The smallest uncomputable ordinal (which, in ZFC, is exactly the set of all computable ordinals) is called the Church Kleene ordinal and written ω_{1}^{CK}. Imagine the starting state of the game is two different ordinals that are both larger than ω_{1}^{CK}. If you’re moving first, then you have to determine which of the two ordinals is larger, in order to even them out. But this is not in general possible! So even if you go first and the two piles are different sizes, you might not be able to guarantee a win.

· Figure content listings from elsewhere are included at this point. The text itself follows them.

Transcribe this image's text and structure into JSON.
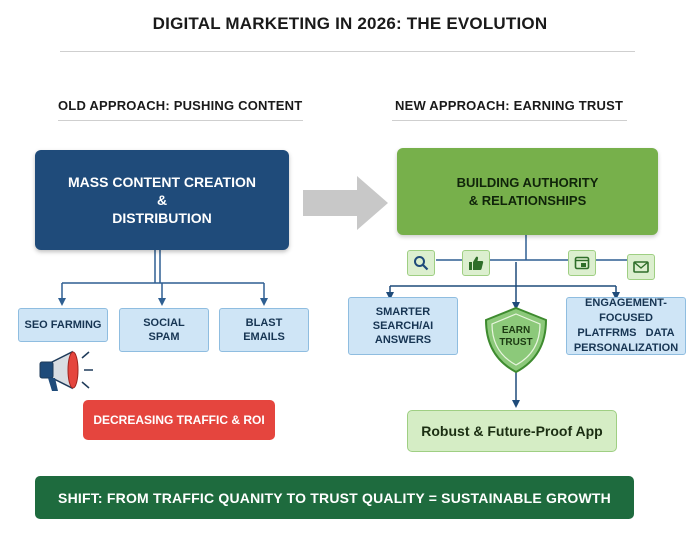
{
  "title": "DIGITAL MARKETING IN 2026: THE EVOLUTION",
  "left": {
    "heading": "OLD APPROACH: PUSHING CONTENT",
    "main_box": {
      "line1": "MASS CONTENT CREATION",
      "line2": "&",
      "line3": "DISTRIBUTION"
    },
    "tactics": [
      {
        "line1": "SEO FARMING",
        "line2": ""
      },
      {
        "line1": "SOCIAL",
        "line2": "SPAM"
      },
      {
        "line1": "BLAST",
        "line2": "EMAILS"
      }
    ],
    "result": "DECREASING TRAFFIC & ROI",
    "icon": "megaphone-icon"
  },
  "right": {
    "heading": "NEW APPROACH: EARNING TRUST",
    "main_box": {
      "line1": "BUILDING AUTHORITY",
      "line2": "& RELATIONSHIPS"
    },
    "icons": [
      "search-icon",
      "thumbs-up-icon",
      "app-window-icon",
      "mail-icon"
    ],
    "left_box": {
      "line1": "SMARTER",
      "line2": "SEARCH/AI",
      "line3": "ANSWERS"
    },
    "shield": {
      "line1": "EARN",
      "line2": "TRUST"
    },
    "right_box": {
      "line1": "ENGAGEMENT-FOCUSED",
      "line2": "PLATFRMS   DATA",
      "line3": "PERSONALIZATION"
    },
    "result": "Robust & Future-Proof App"
  },
  "banner": "SHIFT: FROM TRAFFIC QUANITY TO TRUST QUALITY = SUSTAINABLE GROWTH",
  "colors": {
    "old_main": "#1f4b7a",
    "new_main": "#77b04b",
    "light_blue": "#cfe5f6",
    "light_green": "#d5edc5",
    "red": "#e5453e",
    "banner": "#1e6b3e",
    "arrow_gray": "#c8c8c8"
  }
}
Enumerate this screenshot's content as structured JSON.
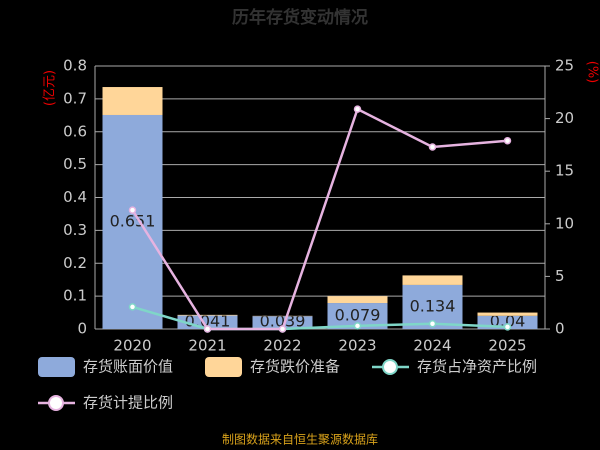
{
  "chart_data": {
    "type": "bar",
    "title": "历年存货变动情况",
    "y_label": "(亿元)",
    "y2_label": "(%)",
    "footer": "制图数据来自恒生聚源数据库",
    "categories": [
      "2020",
      "2021",
      "2022",
      "2023",
      "2024",
      "2025"
    ],
    "ylim": [
      0,
      0.8
    ],
    "yticks": [
      0,
      0.1,
      0.2,
      0.3,
      0.4,
      0.5,
      0.6,
      0.7,
      0.8
    ],
    "y2lim": [
      0,
      25
    ],
    "y2ticks": [
      0,
      5,
      10,
      15,
      20,
      25
    ],
    "grid": true,
    "series": [
      {
        "name": "存货账面价值",
        "type": "bar",
        "color": "#8eaadb",
        "values": [
          0.651,
          0.041,
          0.039,
          0.079,
          0.134,
          0.04
        ]
      },
      {
        "name": "存货跌价准备",
        "type": "bar",
        "color": "#ffd699",
        "values": [
          0.085,
          0.002,
          0.001,
          0.021,
          0.029,
          0.01
        ]
      },
      {
        "name": "存货占净资产比例",
        "type": "line",
        "axis": "y2",
        "color": "#7fd6c8",
        "values": [
          2.1,
          0,
          0,
          0.3,
          0.5,
          0.2
        ]
      },
      {
        "name": "存货计提比例",
        "type": "line",
        "axis": "y2",
        "color": "#e6b3e0",
        "values": [
          11.3,
          0,
          0,
          20.9,
          17.3,
          17.9
        ]
      }
    ]
  }
}
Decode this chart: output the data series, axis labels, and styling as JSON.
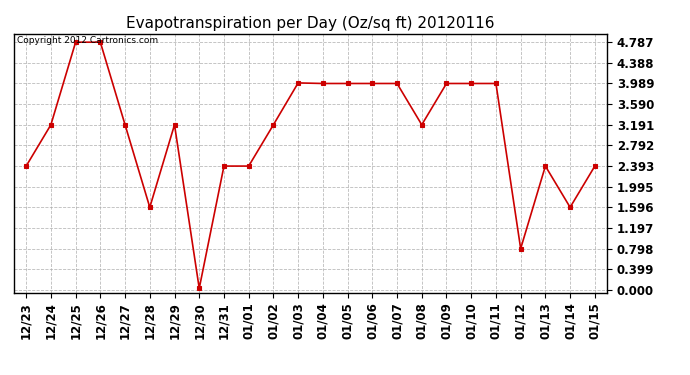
{
  "title": "Evapotranspiration per Day (Oz/sq ft) 20120116",
  "copyright": "Copyright 2012 Cartronics.com",
  "x_labels": [
    "12/23",
    "12/24",
    "12/25",
    "12/26",
    "12/27",
    "12/28",
    "12/29",
    "12/30",
    "12/31",
    "01/01",
    "01/02",
    "01/03",
    "01/04",
    "01/05",
    "01/06",
    "01/07",
    "01/08",
    "01/09",
    "01/10",
    "01/11",
    "01/12",
    "01/13",
    "01/14",
    "01/15"
  ],
  "y_values": [
    2.393,
    3.191,
    4.787,
    4.787,
    3.191,
    1.596,
    3.191,
    0.03,
    2.393,
    2.393,
    3.191,
    4.0,
    3.989,
    3.989,
    3.989,
    3.989,
    3.191,
    3.989,
    3.989,
    3.989,
    0.798,
    2.393,
    1.596,
    2.393
  ],
  "y_ticks": [
    0.0,
    0.399,
    0.798,
    1.197,
    1.596,
    1.995,
    2.393,
    2.792,
    3.191,
    3.59,
    3.989,
    4.388,
    4.787
  ],
  "ylim_min": -0.05,
  "ylim_max": 4.95,
  "line_color": "#cc0000",
  "marker": "s",
  "marker_size": 3,
  "grid_color": "#aaaaaa",
  "background_color": "#ffffff",
  "title_fontsize": 11,
  "copyright_fontsize": 6.5,
  "tick_fontsize": 8.5,
  "fig_width": 6.9,
  "fig_height": 3.75,
  "dpi": 100
}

Suppose Marie is allowed uncomputable strategies, and Frank is only allowed computable strategies. Suppose further that the starting state involves two ordinals A and B, both larger than the Church-Kleene, and that the ordinals are expressed in some standard notation (so that you can’t write the same ordinal two different ways). There are a few cases.

**Case 1: A = B, Marie goes first.**

Marie decreases one of the two ordinals. Despite not being able to compute the order on the ordinals, Frank can just mimic her move. This will continue until Frank wins.

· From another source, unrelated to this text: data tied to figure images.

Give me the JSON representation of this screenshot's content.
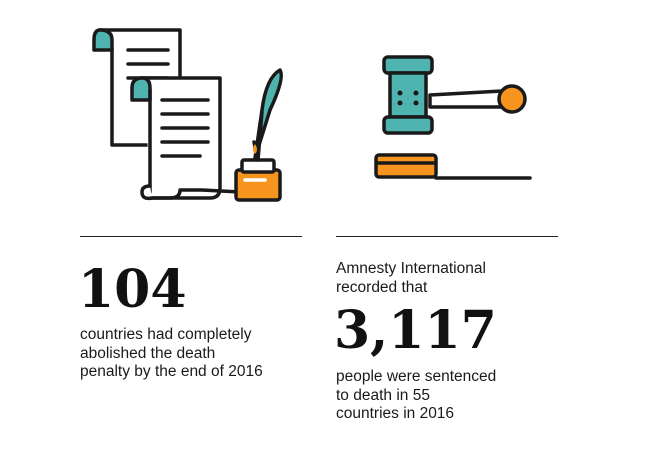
{
  "stats": {
    "left": {
      "number": "104",
      "description_lines": [
        "countries had completely",
        "abolished the death",
        "penalty by the end of 2016"
      ]
    },
    "right": {
      "intro_lines": [
        "Amnesty International",
        "recorded that"
      ],
      "number": "3,117",
      "description_lines": [
        "people were sentenced",
        "to death in 55",
        "countries in 2016"
      ]
    }
  },
  "icons": {
    "left": "scroll-quill-inkwell-icon",
    "right": "gavel-icon"
  },
  "colors": {
    "teal": "#4fb3b0",
    "orange": "#f7941d",
    "outline": "#1a1a1a"
  }
}
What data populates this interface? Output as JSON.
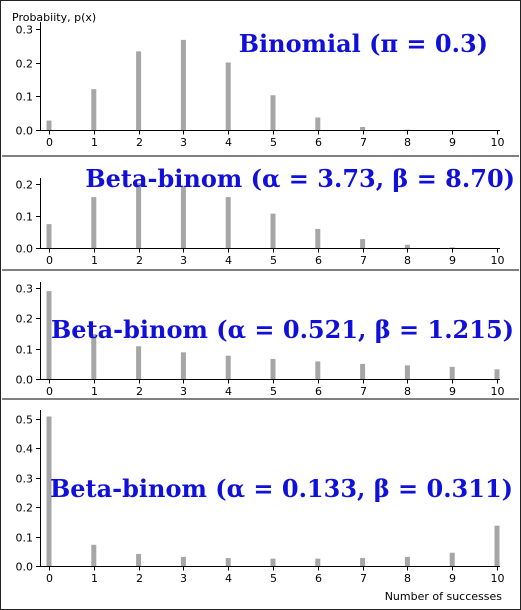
{
  "figure": {
    "ylabel": "Probabiity, p(x)",
    "xlabel": "Number of successes"
  },
  "chart_data": [
    {
      "type": "bar",
      "title": "Binomial (π = 0.3)",
      "x": [
        0,
        1,
        2,
        3,
        4,
        5,
        6,
        7,
        8,
        9,
        10
      ],
      "values": [
        0.028,
        0.121,
        0.233,
        0.267,
        0.2,
        0.103,
        0.037,
        0.009,
        0.001,
        0.0001,
        0.0
      ],
      "ylim": [
        0,
        0.32
      ],
      "yticks": [
        0.0,
        0.1,
        0.2,
        0.3
      ],
      "ytick_labels": [
        "0.0",
        "0.1",
        "0.2",
        "0.3"
      ],
      "xtick_labels": [
        "0",
        "1",
        "2",
        "3",
        "4",
        "5",
        "6",
        "7",
        "8",
        "9",
        "10"
      ],
      "bar_color": "#a6a6a6"
    },
    {
      "type": "bar",
      "title": "Beta-binom (α = 3.73, β = 8.70)",
      "x": [
        0,
        1,
        2,
        3,
        4,
        5,
        6,
        7,
        8,
        9,
        10
      ],
      "values": [
        0.075,
        0.16,
        0.204,
        0.195,
        0.16,
        0.108,
        0.06,
        0.028,
        0.01,
        0.002,
        0.0
      ],
      "ylim": [
        0,
        0.22
      ],
      "yticks": [
        0.0,
        0.1,
        0.2
      ],
      "ytick_labels": [
        "0.0",
        "0.1",
        "0.2"
      ],
      "xtick_labels": [
        "0",
        "1",
        "2",
        "3",
        "4",
        "5",
        "6",
        "7",
        "8",
        "9",
        "10"
      ],
      "bar_color": "#a6a6a6"
    },
    {
      "type": "bar",
      "title": "Beta-binom (α = 0.521, β = 1.215)",
      "x": [
        0,
        1,
        2,
        3,
        4,
        5,
        6,
        7,
        8,
        9,
        10
      ],
      "values": [
        0.29,
        0.148,
        0.108,
        0.088,
        0.077,
        0.066,
        0.058,
        0.05,
        0.045,
        0.04,
        0.032
      ],
      "ylim": [
        0,
        0.32
      ],
      "yticks": [
        0.0,
        0.1,
        0.2,
        0.3
      ],
      "ytick_labels": [
        "0.0",
        "0.1",
        "0.2",
        "0.3"
      ],
      "xtick_labels": [
        "0",
        "1",
        "2",
        "3",
        "4",
        "5",
        "6",
        "7",
        "8",
        "9",
        "10"
      ],
      "bar_color": "#a6a6a6"
    },
    {
      "type": "bar",
      "title": "Beta-binom (α = 0.133, β = 0.311)",
      "x": [
        0,
        1,
        2,
        3,
        4,
        5,
        6,
        7,
        8,
        9,
        10
      ],
      "values": [
        0.508,
        0.072,
        0.041,
        0.031,
        0.027,
        0.025,
        0.025,
        0.027,
        0.031,
        0.045,
        0.137
      ],
      "ylim": [
        0,
        0.53
      ],
      "yticks": [
        0.0,
        0.1,
        0.2,
        0.3,
        0.4,
        0.5
      ],
      "ytick_labels": [
        "0.0",
        "0.1",
        "0.2",
        "0.3",
        "0.4",
        "0.5"
      ],
      "xtick_labels": [
        "0",
        "1",
        "2",
        "3",
        "4",
        "5",
        "6",
        "7",
        "8",
        "9",
        "10"
      ],
      "bar_color": "#a6a6a6"
    }
  ]
}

**Case 2: A = B, Frank goes first.**Frank decreases one of the two ordinals, and Marie mimics. Marie eventually wins.

**Case 3: A ≠ B, Marie goes first.**Marie can tell which of the ordinals is larger, and decreases that one to even out the two piles. Marie wins.

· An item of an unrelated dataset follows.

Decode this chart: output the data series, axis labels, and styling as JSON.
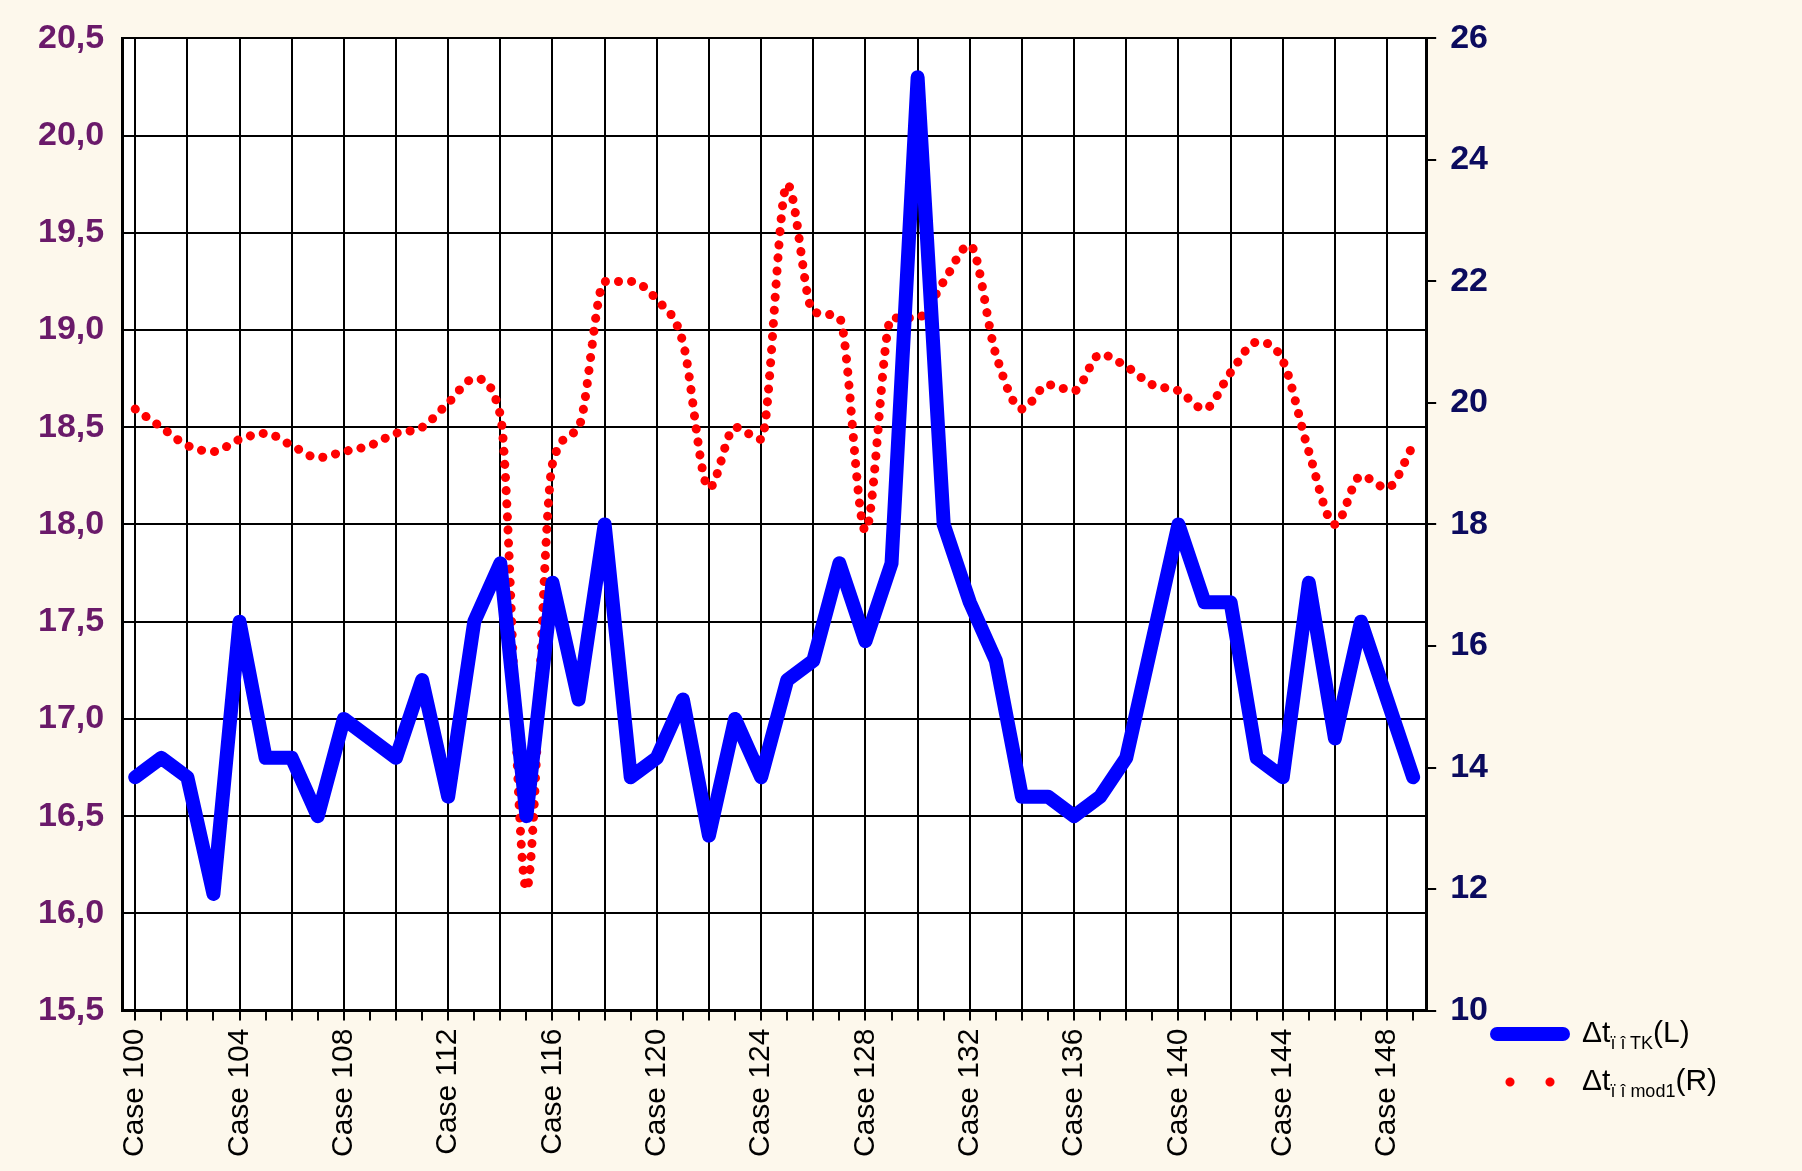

**Case 4: A ≠ B, Frank goes first.**Frank can’t tell which of the ordinals is larger and can’t try to even them out, as doing so might result in an invalid move (trying to increase the smaller pile to the height of the larger one). So Frank does some random move, after which Marie is able to even out the two piles. Marie wins.

Finally, here’s a starting state for a game of Transfinite Nim:

ω_{1}, ℶ_{1}

ω_{1} is the first uncountable ordinal, and ℶ_{1} is the first ordinal with continuum cardinality. Frank goes first. Does he have a winning strategy?

It depends on whether ω_{1} = ℶ_{1}. If the two are equal, then Frank can’t win, because he’s starting with two even piles. And if ω_{1} < ℶ_{1}, then Marie can’t win, because Frank can decrease the ℶ_{1} pile to ω_{1}.

If we suppose that the players must be able to prove a move’s validity in ZFC before playing that move, then the first player couldn’t decrease the ℶ_{1} pile to ω_{1}. The first player still has to do something, and whatever he does will change the state to two ordinals that are comparable by ZFC.

What about larger starting ordinals whose size comparison is independent of ZFC, like ω_{15} and ℶ_{15}? If the new state after the first player’s move move also involves two ordinals whose size comparison is independent of ZFC, then the second player will also be unable to even them out. This continues until one of them eventually decreases a pile to an ordinal whose size is comparable by ZFC to the other pile. So the winner will depend on who knows more pairs of ordinals less than the starting values with values that ZFC can’t compare. In fact, each player wants to force the other player to make the values ZFC-comparable, so they’ll be able to even the piles out on their turn.